I would argue that intelligence is more related to the Kolmogorov complexity exhibited by something.

( David Dowe: Minimum Message Length, Solomonoff-Kolmogorov complexity, intelligence, deep learning... https://youtu.be/jY_FuQbEtVM?t=886 )

That the model of GPT is much smaller than its input.

The Chinese room lookup table is enormously large.

If we attempt to relegate GPT as no better than a Chinese room, we can show that the Chinese room look up table is impossible with the amount of data that GPT has access to as part of its model.

If we say that its not a lookup table but instead an enormously complex interplay of inputs and variables, then the distinction between the room that GPT exists in and our own mind breaks down trying to distinguish which is which.

If we want to switch to consciousness, then possibly the argument can progress from there because GPT doesn't have any state once it is run (ChatGPT maintains state by feeding its output back into itself and then summarizing it when it runs out of space). However, in doing this we've separated consciousness and intelligence which means that the Chinese room shouldn't be applied as an intelligence test but rather a consciousness test.

Are GPT 3 and 4 conscious? I'll certainly agree that's a "no". Will some future GPT be conscious and if so, how do we test for it? For that matter, how do we test for consciousness for another entity that we're conversing with (and its not just Homer with a drinking bird tapping 'suggested replies' in Teams ( https://support.microsoft.com/en-gb/office/use-suggested-rep... ))?

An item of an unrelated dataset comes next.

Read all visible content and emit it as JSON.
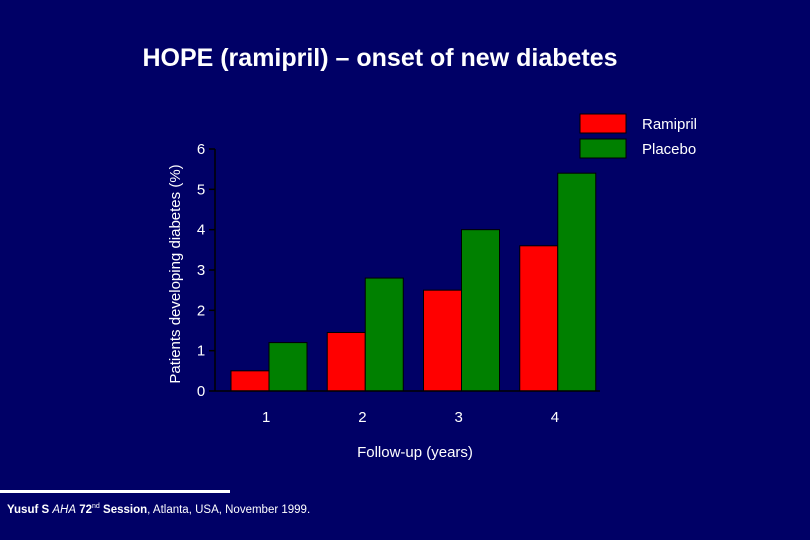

Depends on what the topic of understanding is. In this case it's actually token relationships, right? It does know that very, very well. And there's a lot (.. potentially, hah) that we can do with token relationships.

By itself it's unlikely to ever be knowledge of course.. i see it more akin to NLP than knowledge. Which is to say, a general purpose language parsing tool which we can hand the result to something else. A conversational API, if you will, but we'll still need layers to actually run logic. To know math if you will.

Disclaimer: I know very little on the subject. Pure speculation.

The question is what happens when you go multimodal (which these things can do) and GPT(N+1) learns the associations between words and images/video, as well as the relationships between successive frames of video, at what point does it become unreasonable to claim that it doesn't "understand" something? How good at general-purpose predicting does an AI have to be in order for people to accept that it obviously has an internal model of things and is capable of abstractions?

(Assuming that this happens, of course. Diminishing returns could make scaling infeasible past some point, for instance.)

The question is how sure we should be that the kind of knowledge you and I have is fundamentally different than token relationships.
And additionally, whether our memory and long term learning - and even our goal-choosing - is fundamentally different from an indexed storage of strings of tokens that can be brought back into short-term context when “triggered” by their embedding-similarity to the current context.
I definitely have that question too. I view us as big LLMs.

But, even if we drop that interesting edge case i suspect we can make something very useful with the primitive that LLMs offer.. in the calculator example. ChainLang and co seem a really interesting tool for LLMs.